Quindi, in definitiva, è un gioco che ha poco senso di esistere. Anche appagante se si cerca qualcosa di relativamente impegnativo, di certo profondo quanto basta per lasciarsi giocare qualche decina di ore, ma emotivamente povero, lineare, sintetico: logico in quel che propone, arido nel rapporto col giocatore.

Ulteriore dimostrazione del fatto che il genere Mystery Dungeon funziona solo quando il suo team di sviluppo è libero di esprimersi nei canoni sublimi da esso stesso dettati: lì dove c’è paura e immaginazione. Senza questi fattori, un Mystery Dungeon è in definitiva scarna ripetizione. La logica del mercato, con i Pokémon Mystery Dungeon che vendono oltremodo e questo Etrian Mystery Dungeon appetibile per i fan della saga Atlus, impone alla piccola Spike Chunsoft esperimenti che rendano accessibili al grande pubblico le sue esclusive formule di gioco. Il risultato è questo: bella senz’anima.
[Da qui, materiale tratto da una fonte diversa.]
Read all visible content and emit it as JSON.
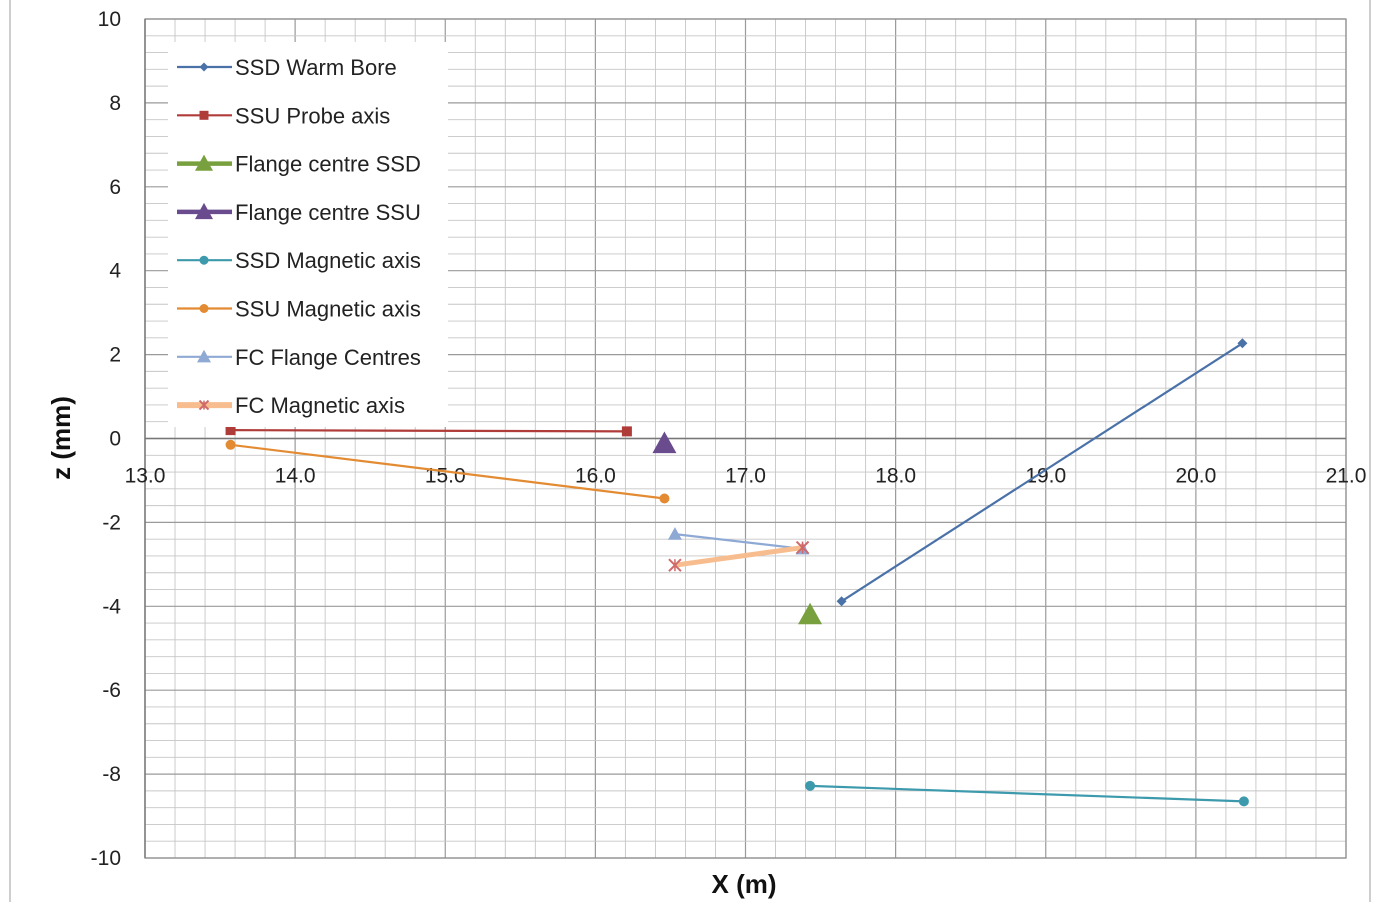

Il risultato è un Etrian Odyssey mortificato dai dungeon casuali e un Mystery Dungeon rallentato da tutto ciò che è Etrian Odyssey. Il gioco funziona perché realizzato con cura e arricchito da tante trovate intelligenti che lo rendono omogeneo, armonico e coerente dall’inizio alla fine. Quasi impossibile trovare difetti intrinseci alla formula approntata. Per questo è buono e va considerato in sé e per sé come tale. Eppure, aprendo l’analisi a una visione globale, che tenga conto del genere di appartenenza, delle saghe di provenienza e del potenziale in esse racchiuso, del piacere che da esse scaturisce, non si può evitare di constatare come Etrian Mystery Dungeon sia costretto a rincorre sia il “padre” sia la “madre” senza essere né l’uno né l’altro, financo incapace di esprimere qualcosa di autentico. Tanto vale, ed è meglio, tornare su Etrian Odyssey III o IV, oppure rischiare il giapponese con Fuurai no Shiren 5 nel recente porting per PS Vita.

Ho comprato in un negozio nostrano Etrian Mystery Dungeon, con la sua bella scatola priva di manuale e dei bonus presenti nella versione americana, uscita qualche mese fa, ivi compreso il CD delle splendide musiche di Yuzo Koshiro. Della serie: aspettare di più, pagare altrettanto (o di più) e avere di meno. Ho giocato parecchio, ma non so quante ore: non mi sembra che il salvataggio indichi l’ammontare. E comunque in quei dannatissimi menu dalle scritte lillipuziane non si vede nulla! Ho traguardato un po’ tutto quel che c’era da traguardare… e sono rimasto a bocca asciutta. Mi aspettavo tanto ma tanto di più!